Azure Batch Autoscale Formula Made Easy with Auto Scaling

Author

Reads 1K

Computer server in data center room
Credit: pexels.com, Computer server in data center room

Azure Batch autoscale formula is a powerful tool that helps you scale your batch jobs up or down based on demand. The formula is a mathematical expression that determines when to scale your resources.

By using the autoscale formula, you can save costs by not overprovisioning your resources and ensure that your batch jobs are completed efficiently.
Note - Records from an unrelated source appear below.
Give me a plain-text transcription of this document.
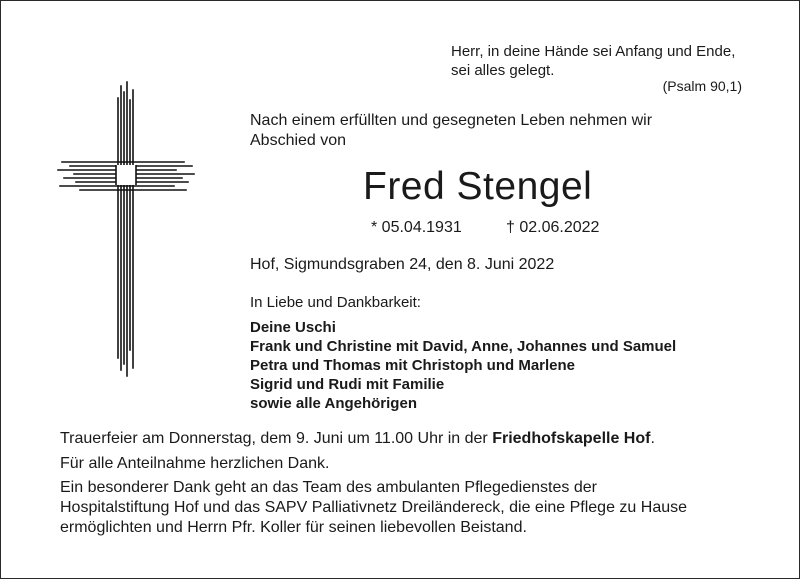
Herr, in deine Hände sei Anfang und Ende,
sei alles gelegt.
(Psalm 90,1)
Nach einem erfüllten und gesegneten Leben nehmen wir
Abschied von
Fred Stengel
* 05.04.1931	† 02.06.2022
Hof, Sigmundsgraben 24, den 8. Juni 2022
In Liebe und Dankbarkeit:
Deine Uschi
Frank und Christine mit David, Anne, Johannes und Samuel
Petra und Thomas mit Christoph und Marlene
Sigrid und Rudi mit Familie
sowie alle Angehörigen
Trauerfeier am Donnerstag, dem 9. Juni um 11.00 Uhr in der Friedhofskapelle Hof.
Für alle Anteilnahme herzlichen Dank.
Ein besonderer Dank geht an das Team des ambulanten Pflegedienstes der
Hospitalstiftung Hof und das SAPV Palliativnetz Dreiländereck, die eine Pflege zu Hause
ermöglichten und Herrn Pfr. Koller für seinen liebevollen Beistand.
The autoscale formula is based on the concept of a "target" value, which represents the desired average CPU utilization of your batch nodes. This value is used to determine when to scale your resources up or down.

With Azure Batch autoscale formula, you can set a scale-out condition to increase the number of nodes when the average CPU utilization exceeds 50% for a 5-minute period.

Understanding Azure Batch

Azure Batch is a powerful tool for running large-scale parallel workloads at a low cost. It's a non-visual tool, meaning there is no actual user interface, and it's initiated through Azure.

Credit: youtube.com, How to run jobs at scale with Azure Batch | Azure Tips and Tricks

You can create compute pools, which are pools of one or more compute nodes on which you will jointly assign jobs. Each compute node within a compute pool is identical and is an Azure VM configured with your specifications.

Azure Batch assumes there is data somewhere it needs to crunch, typically residing in Azure Blob Storage or Azure Data Lake Store. You'll need to upload your data to these storage folders before creating a compute pool.

A compute pool is set up by defining the name of the pool and the type of nodes it should contain, such as the OS, software installed, and linked Azure Storage. All nodes within a compute pool are identical and can absorb one or multiple tasks, depending on the number of cores the VM has.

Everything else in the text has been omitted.